As of this morning, the number of cases in Germany was 43,646, while the number of deaths remained at a much lower than the median level elsewhere – at 262 people. For comparative purposes, the total number of cases in France was 29,155, but the number of associated deaths was 1,696. Germany’s wide level of testing, the state of Germany’s healthcare system and the enforcement of social isolation have played a role. At the same time, the number of qualified nurses at a rate of 13.2 nurses per 1000 people, as reported by CNN, is also an important variable.

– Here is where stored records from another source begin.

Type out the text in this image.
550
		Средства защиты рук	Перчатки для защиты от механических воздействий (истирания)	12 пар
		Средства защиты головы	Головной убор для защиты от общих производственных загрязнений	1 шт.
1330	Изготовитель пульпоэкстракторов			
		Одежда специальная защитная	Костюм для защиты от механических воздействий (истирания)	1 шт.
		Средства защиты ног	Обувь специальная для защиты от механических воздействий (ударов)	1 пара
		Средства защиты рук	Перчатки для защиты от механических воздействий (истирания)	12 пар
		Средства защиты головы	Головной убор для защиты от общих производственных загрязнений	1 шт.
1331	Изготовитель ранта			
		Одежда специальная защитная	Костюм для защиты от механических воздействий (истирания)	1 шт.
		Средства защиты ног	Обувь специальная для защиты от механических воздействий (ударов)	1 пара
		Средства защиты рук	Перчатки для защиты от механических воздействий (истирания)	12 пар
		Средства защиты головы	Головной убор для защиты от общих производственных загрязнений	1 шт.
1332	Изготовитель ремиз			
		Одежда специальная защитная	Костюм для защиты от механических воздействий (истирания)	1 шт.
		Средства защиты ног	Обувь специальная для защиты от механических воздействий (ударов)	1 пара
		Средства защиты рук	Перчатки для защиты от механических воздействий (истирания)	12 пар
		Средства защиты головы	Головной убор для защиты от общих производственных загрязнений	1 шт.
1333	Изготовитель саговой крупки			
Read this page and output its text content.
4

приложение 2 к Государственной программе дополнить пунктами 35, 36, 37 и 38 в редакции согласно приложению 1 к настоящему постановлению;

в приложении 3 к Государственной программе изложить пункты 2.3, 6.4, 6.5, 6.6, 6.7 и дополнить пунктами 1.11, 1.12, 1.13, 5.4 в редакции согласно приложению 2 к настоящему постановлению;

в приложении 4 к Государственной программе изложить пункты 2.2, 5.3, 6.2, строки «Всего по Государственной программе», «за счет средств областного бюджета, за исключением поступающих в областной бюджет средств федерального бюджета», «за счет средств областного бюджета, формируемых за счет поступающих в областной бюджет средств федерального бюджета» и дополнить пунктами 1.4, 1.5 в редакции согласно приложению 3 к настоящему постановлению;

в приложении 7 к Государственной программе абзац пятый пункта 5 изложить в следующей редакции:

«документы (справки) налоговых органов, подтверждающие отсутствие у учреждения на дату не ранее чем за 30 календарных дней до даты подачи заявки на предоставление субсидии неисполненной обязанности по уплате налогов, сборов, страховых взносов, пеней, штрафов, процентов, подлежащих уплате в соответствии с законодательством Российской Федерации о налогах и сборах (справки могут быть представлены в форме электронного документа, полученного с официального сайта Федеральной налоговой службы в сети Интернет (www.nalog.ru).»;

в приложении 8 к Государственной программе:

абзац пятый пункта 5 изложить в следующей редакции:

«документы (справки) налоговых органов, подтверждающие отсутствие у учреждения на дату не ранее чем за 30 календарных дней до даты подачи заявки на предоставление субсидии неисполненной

Currently Virus 1- Humanity 0
The total number of cases globally has surpassed half a million and continuing to grow. As of yesterday evening, the United States has topped the COVID-19 charts with the largest number of cases. As of Friday afternoon Istanbul time, the number of U.S. cases is at 85,762. Approximately, half of the cases are concentrated in New York and New Jersey. With these cases in mind, the United States has surpassed both China and Italy in terms of the number of infections.
The COVID-19 pandemic affects the young and old, the rich and poor: any one of us regardless of our nationality, ethnicity or religion. We are all in emergency mode. Of course, we are not giving up as human beings, but it is fair to say that the current score is Virus 1 – Humanity 0.
If we define humanity as our ability to act humanely, then the equation might be slightly different. The pandemic continues to bring out both the best and the worst in humanity.
Will we choose a sense of community, transparency, and collaboration or will we choose to remain selfish and think of one another as the enemy or competition… Only time will tell.